October 11, 2020 is celebrated as International Day of the Girl Child. Children face many challenges, but girls are at greater risk of certain challenges, such as:

◦ human trafficking

◦ child marriages

◦ physical and sexual abuse

◦ missing school to do chores

◦ violence

Child marriages of girls are tolerated in many cultures. Many turn a blind eye to it and the implications for girls. Boys don’t have to worry about being married off to an older woman as her third or fourth husband. This act alone stifles the girl child in many ways: she stops getting an education (if she was getting one to begin with); she starts child-bearing—sometimes before her body has fully developed to bear children; her future dreams and goals are often killed; and she and her children are often stuck in a never ending cycle of poverty.

We have to do more to protect all children, but especially girls. Too many of them are living below their potential due to structural and cultural inequities. These failures around the world don’t only negatively affect girls or the women they will become; they also negate the society achieving its full potential through fully protecting girls and helping them in harnessing their full capabilities. A girl married off too soon ends potential contributions she could have made to science, education and engineering.
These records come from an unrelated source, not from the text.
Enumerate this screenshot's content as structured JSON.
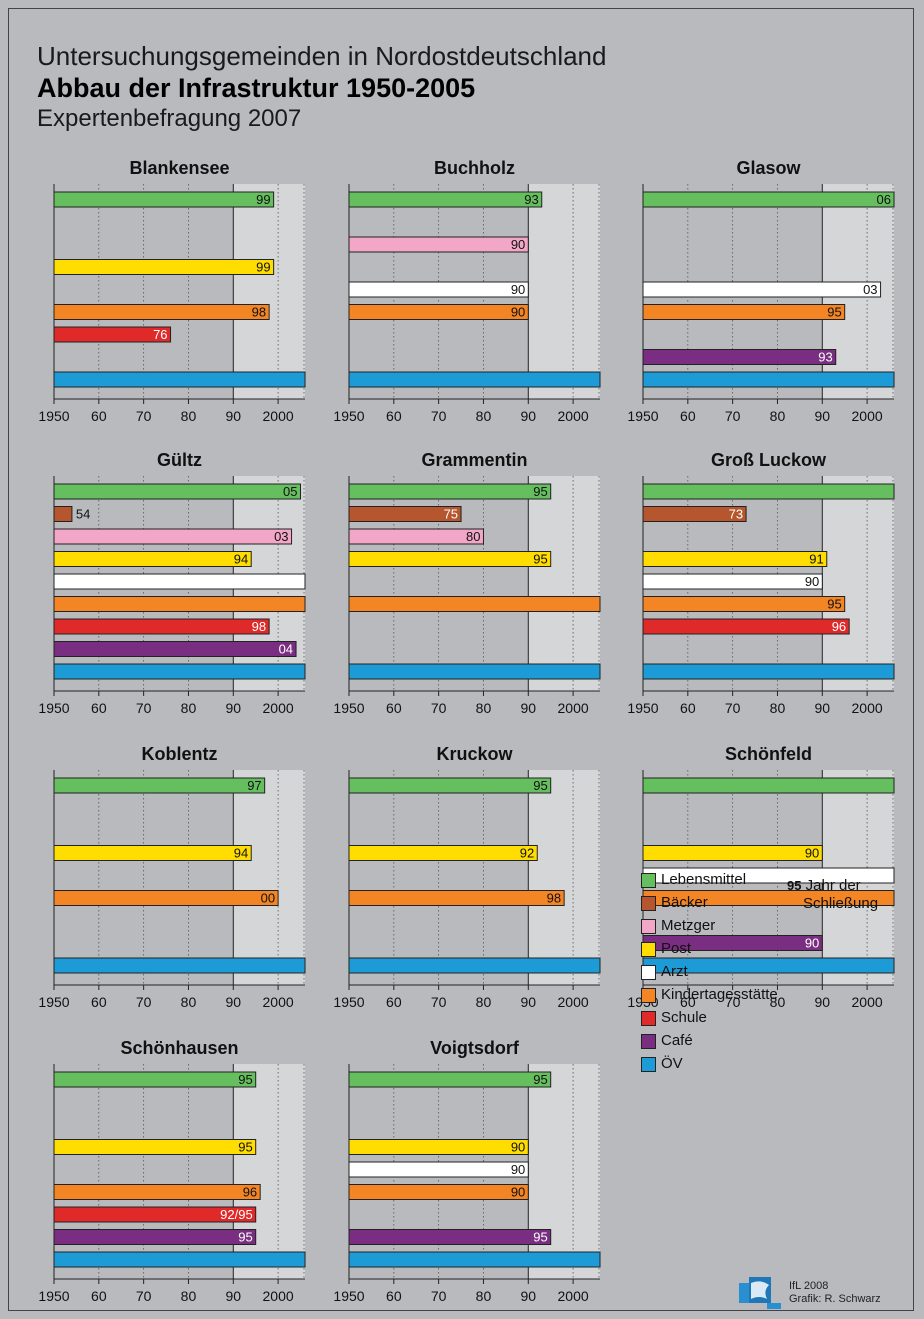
{
  "header": {
    "line1": "Untersuchungsgemeinden in Nordostdeutschland",
    "line2": "Abbau der Infrastruktur 1950-2005",
    "line3": "Expertenbefragung 2007"
  },
  "colors": {
    "Lebensmittel": "#66bf5e",
    "Bäcker": "#b5562e",
    "Metzger": "#f2a7c8",
    "Post": "#ffdd00",
    "Arzt": "#ffffff",
    "Kindertagesstätte": "#f48524",
    "Schule": "#e02a2a",
    "Café": "#7a2e82",
    "ÖV": "#1d9bd6"
  },
  "chart_data": [
    {
      "type": "bar",
      "title": "Blankensee",
      "xlim": [
        1950,
        2006
      ],
      "xticks": [
        "1950",
        "60",
        "70",
        "80",
        "90",
        "2000"
      ],
      "shaded_from": 1990,
      "bars": [
        {
          "category": "Lebensmittel",
          "row": 0,
          "end": 1999,
          "label": "99"
        },
        {
          "category": "Post",
          "row": 3,
          "end": 1999,
          "label": "99"
        },
        {
          "category": "Kindertagesstätte",
          "row": 5,
          "end": 1998,
          "label": "98"
        },
        {
          "category": "Schule",
          "row": 6,
          "end": 1976,
          "label": "76"
        },
        {
          "category": "ÖV",
          "row": 8,
          "end": 2006,
          "label": ""
        }
      ]
    },
    {
      "type": "bar",
      "title": "Buchholz",
      "xlim": [
        1950,
        2006
      ],
      "xticks": [
        "1950",
        "60",
        "70",
        "80",
        "90",
        "2000"
      ],
      "shaded_from": 1990,
      "bars": [
        {
          "category": "Lebensmittel",
          "row": 0,
          "end": 1993,
          "label": "93"
        },
        {
          "category": "Metzger",
          "row": 2,
          "end": 1990,
          "label": "90"
        },
        {
          "category": "Arzt",
          "row": 4,
          "end": 1990,
          "label": "90"
        },
        {
          "category": "Kindertagesstätte",
          "row": 5,
          "end": 1990,
          "label": "90"
        },
        {
          "category": "ÖV",
          "row": 8,
          "end": 2006,
          "label": ""
        }
      ]
    },
    {
      "type": "bar",
      "title": "Glasow",
      "xlim": [
        1950,
        2006
      ],
      "xticks": [
        "1950",
        "60",
        "70",
        "80",
        "90",
        "2000"
      ],
      "shaded_from": 1990,
      "bars": [
        {
          "category": "Lebensmittel",
          "row": 0,
          "end": 2006,
          "label": "06"
        },
        {
          "category": "Arzt",
          "row": 4,
          "end": 2003,
          "label": "03"
        },
        {
          "category": "Kindertagesstätte",
          "row": 5,
          "end": 1995,
          "label": "95"
        },
        {
          "category": "Café",
          "row": 7,
          "end": 1993,
          "label": "93"
        },
        {
          "category": "ÖV",
          "row": 8,
          "end": 2006,
          "label": ""
        }
      ]
    },
    {
      "type": "bar",
      "title": "Gültz",
      "xlim": [
        1950,
        2006
      ],
      "xticks": [
        "1950",
        "60",
        "70",
        "80",
        "90",
        "2000"
      ],
      "shaded_from": 1990,
      "bars": [
        {
          "category": "Lebensmittel",
          "row": 0,
          "end": 2005,
          "label": "05"
        },
        {
          "category": "Bäcker",
          "row": 1,
          "end": 1954,
          "label": "54"
        },
        {
          "category": "Metzger",
          "row": 2,
          "end": 2003,
          "label": "03"
        },
        {
          "category": "Post",
          "row": 3,
          "end": 1994,
          "label": "94"
        },
        {
          "category": "Arzt",
          "row": 4,
          "end": 2006,
          "label": ""
        },
        {
          "category": "Kindertagesstätte",
          "row": 5,
          "end": 2006,
          "label": ""
        },
        {
          "category": "Schule",
          "row": 6,
          "end": 1998,
          "label": "98"
        },
        {
          "category": "Café",
          "row": 7,
          "end": 2004,
          "label": "04"
        },
        {
          "category": "ÖV",
          "row": 8,
          "end": 2006,
          "label": ""
        }
      ]
    },
    {
      "type": "bar",
      "title": "Grammentin",
      "xlim": [
        1950,
        2006
      ],
      "xticks": [
        "1950",
        "60",
        "70",
        "80",
        "90",
        "2000"
      ],
      "shaded_from": 1990,
      "bars": [
        {
          "category": "Lebensmittel",
          "row": 0,
          "end": 1995,
          "label": "95"
        },
        {
          "category": "Bäcker",
          "row": 1,
          "end": 1975,
          "label": "75"
        },
        {
          "category": "Metzger",
          "row": 2,
          "end": 1980,
          "label": "80"
        },
        {
          "category": "Post",
          "row": 3,
          "end": 1995,
          "label": "95"
        },
        {
          "category": "Kindertagesstätte",
          "row": 5,
          "end": 2006,
          "label": ""
        },
        {
          "category": "ÖV",
          "row": 8,
          "end": 2006,
          "label": ""
        }
      ]
    },
    {
      "type": "bar",
      "title": "Groß Luckow",
      "xlim": [
        1950,
        2006
      ],
      "xticks": [
        "1950",
        "60",
        "70",
        "80",
        "90",
        "2000"
      ],
      "shaded_from": 1990,
      "bars": [
        {
          "category": "Lebensmittel",
          "row": 0,
          "end": 2006,
          "label": ""
        },
        {
          "category": "Bäcker",
          "row": 1,
          "end": 1973,
          "label": "73"
        },
        {
          "category": "Post",
          "row": 3,
          "end": 1991,
          "label": "91"
        },
        {
          "category": "Arzt",
          "row": 4,
          "end": 1990,
          "label": "90"
        },
        {
          "category": "Kindertagesstätte",
          "row": 5,
          "end": 1995,
          "label": "95"
        },
        {
          "category": "Schule",
          "row": 6,
          "end": 1996,
          "label": "96"
        },
        {
          "category": "ÖV",
          "row": 8,
          "end": 2006,
          "label": ""
        }
      ]
    },
    {
      "type": "bar",
      "title": "Koblentz",
      "xlim": [
        1950,
        2006
      ],
      "xticks": [
        "1950",
        "60",
        "70",
        "80",
        "90",
        "2000"
      ],
      "shaded_from": 1990,
      "bars": [
        {
          "category": "Lebensmittel",
          "row": 0,
          "end": 1997,
          "label": "97"
        },
        {
          "category": "Post",
          "row": 3,
          "end": 1994,
          "label": "94"
        },
        {
          "category": "Kindertagesstätte",
          "row": 5,
          "end": 2000,
          "label": "00"
        },
        {
          "category": "ÖV",
          "row": 8,
          "end": 2006,
          "label": ""
        }
      ]
    },
    {
      "type": "bar",
      "title": "Kruckow",
      "xlim": [
        1950,
        2006
      ],
      "xticks": [
        "1950",
        "60",
        "70",
        "80",
        "90",
        "2000"
      ],
      "shaded_from": 1990,
      "bars": [
        {
          "category": "Lebensmittel",
          "row": 0,
          "end": 1995,
          "label": "95"
        },
        {
          "category": "Post",
          "row": 3,
          "end": 1992,
          "label": "92"
        },
        {
          "category": "Kindertagesstätte",
          "row": 5,
          "end": 1998,
          "label": "98"
        },
        {
          "category": "ÖV",
          "row": 8,
          "end": 2006,
          "label": ""
        }
      ]
    },
    {
      "type": "bar",
      "title": "Schönfeld",
      "xlim": [
        1950,
        2006
      ],
      "xticks": [
        "1950",
        "60",
        "70",
        "80",
        "90",
        "2000"
      ],
      "shaded_from": 1990,
      "bars": [
        {
          "category": "Lebensmittel",
          "row": 0,
          "end": 2006,
          "label": ""
        },
        {
          "category": "Post",
          "row": 3,
          "end": 1990,
          "label": "90"
        },
        {
          "category": "Arzt",
          "row": 4,
          "end": 2006,
          "label": ""
        },
        {
          "category": "Kindertagesstätte",
          "row": 5,
          "end": 2006,
          "label": ""
        },
        {
          "category": "Café",
          "row": 7,
          "end": 1990,
          "label": "90"
        },
        {
          "category": "ÖV",
          "row": 8,
          "end": 2006,
          "label": ""
        }
      ]
    },
    {
      "type": "bar",
      "title": "Schönhausen",
      "xlim": [
        1950,
        2006
      ],
      "xticks": [
        "1950",
        "60",
        "70",
        "80",
        "90",
        "2000"
      ],
      "shaded_from": 1990,
      "bars": [
        {
          "category": "Lebensmittel",
          "row": 0,
          "end": 1995,
          "label": "95"
        },
        {
          "category": "Post",
          "row": 3,
          "end": 1995,
          "label": "95"
        },
        {
          "category": "Kindertagesstätte",
          "row": 5,
          "end": 1996,
          "label": "96"
        },
        {
          "category": "Schule",
          "row": 6,
          "end": 1995,
          "label": "92/95"
        },
        {
          "category": "Café",
          "row": 7,
          "end": 1995,
          "label": "95"
        },
        {
          "category": "ÖV",
          "row": 8,
          "end": 2006,
          "label": ""
        }
      ]
    },
    {
      "type": "bar",
      "title": "Voigtsdorf",
      "xlim": [
        1950,
        2006
      ],
      "xticks": [
        "1950",
        "60",
        "70",
        "80",
        "90",
        "2000"
      ],
      "shaded_from": 1990,
      "bars": [
        {
          "category": "Lebensmittel",
          "row": 0,
          "end": 1995,
          "label": "95"
        },
        {
          "category": "Post",
          "row": 3,
          "end": 1990,
          "label": "90"
        },
        {
          "category": "Arzt",
          "row": 4,
          "end": 1990,
          "label": "90"
        },
        {
          "category": "Kindertagesstätte",
          "row": 5,
          "end": 1990,
          "label": "90"
        },
        {
          "category": "Café",
          "row": 7,
          "end": 1995,
          "label": "95"
        },
        {
          "category": "ÖV",
          "row": 8,
          "end": 2006,
          "label": ""
        }
      ]
    }
  ],
  "legend": {
    "items": [
      "Lebensmittel",
      "Bäcker",
      "Metzger",
      "Post",
      "Arzt",
      "Kindertagesstätte",
      "Schule",
      "Café",
      "ÖV"
    ],
    "note_number": "95",
    "note_text1": "Jahr der",
    "note_text2": "Schließung"
  },
  "credit": {
    "line1": "IfL 2008",
    "line2": "Grafik: R. Schwarz"
  }
}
Did you know that educating a girl child has far reaching socio-economic impacts on not just her immediate family, but the entire community? That’s because girls are more likely to take care of their parents, the elderly and their siblings. Education, therefore, is one of the greatest tools that can benefit girls, particularly those in developing countries who may be trapped in a cycle of poverty. An educated girl leaves no one behind—she takes everyone along with her as she succeeds.
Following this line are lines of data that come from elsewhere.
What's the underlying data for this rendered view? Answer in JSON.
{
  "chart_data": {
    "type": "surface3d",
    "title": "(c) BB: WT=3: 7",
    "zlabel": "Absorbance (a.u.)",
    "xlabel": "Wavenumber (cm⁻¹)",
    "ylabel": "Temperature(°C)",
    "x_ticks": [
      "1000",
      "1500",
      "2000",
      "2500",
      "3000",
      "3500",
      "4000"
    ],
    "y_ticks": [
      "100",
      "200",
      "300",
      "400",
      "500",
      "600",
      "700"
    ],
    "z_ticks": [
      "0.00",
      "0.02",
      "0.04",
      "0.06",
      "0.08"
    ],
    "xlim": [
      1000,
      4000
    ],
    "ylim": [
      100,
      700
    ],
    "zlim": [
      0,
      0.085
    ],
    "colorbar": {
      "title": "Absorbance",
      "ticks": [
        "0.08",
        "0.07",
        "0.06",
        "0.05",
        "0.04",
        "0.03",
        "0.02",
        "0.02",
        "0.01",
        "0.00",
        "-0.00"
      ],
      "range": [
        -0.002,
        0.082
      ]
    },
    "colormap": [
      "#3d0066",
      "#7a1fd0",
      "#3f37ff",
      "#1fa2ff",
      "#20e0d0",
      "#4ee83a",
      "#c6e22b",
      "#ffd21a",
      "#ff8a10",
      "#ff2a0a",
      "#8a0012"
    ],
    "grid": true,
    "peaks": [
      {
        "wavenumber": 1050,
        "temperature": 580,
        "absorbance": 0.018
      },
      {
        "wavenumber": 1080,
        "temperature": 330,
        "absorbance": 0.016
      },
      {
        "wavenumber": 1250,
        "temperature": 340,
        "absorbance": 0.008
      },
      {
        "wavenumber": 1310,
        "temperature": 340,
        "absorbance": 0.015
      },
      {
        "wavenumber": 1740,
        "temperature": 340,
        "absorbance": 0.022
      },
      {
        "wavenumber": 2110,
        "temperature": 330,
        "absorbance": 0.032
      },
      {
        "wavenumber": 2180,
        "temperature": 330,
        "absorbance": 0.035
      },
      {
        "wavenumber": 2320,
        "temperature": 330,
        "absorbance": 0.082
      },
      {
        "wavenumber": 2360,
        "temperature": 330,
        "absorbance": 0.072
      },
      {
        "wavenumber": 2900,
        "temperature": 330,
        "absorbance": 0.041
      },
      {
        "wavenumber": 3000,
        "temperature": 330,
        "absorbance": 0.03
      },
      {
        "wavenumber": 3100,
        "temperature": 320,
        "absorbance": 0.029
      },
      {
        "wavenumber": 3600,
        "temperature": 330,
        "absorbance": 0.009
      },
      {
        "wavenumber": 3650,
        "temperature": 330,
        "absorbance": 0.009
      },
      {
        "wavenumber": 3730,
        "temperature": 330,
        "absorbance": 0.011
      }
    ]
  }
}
Let us all do our part to protect and empower girls to achieve their full potential. Protect her from predators; help her to go to school; keep her safe from emotional, sexual and physical abuse; provide for her so she doesn’t see marriage as a way out of economic hardship; and teach boys to do their share of household chores so that the burden doesn’t fall squarely on girls’ shoulders. No society achieves its full potential by minimising and underutilising a part of its Human Resources. Men and women, boys and girls, are the complete measure of humanity’s hopes and dreams. Don’t leave girls out of the equation.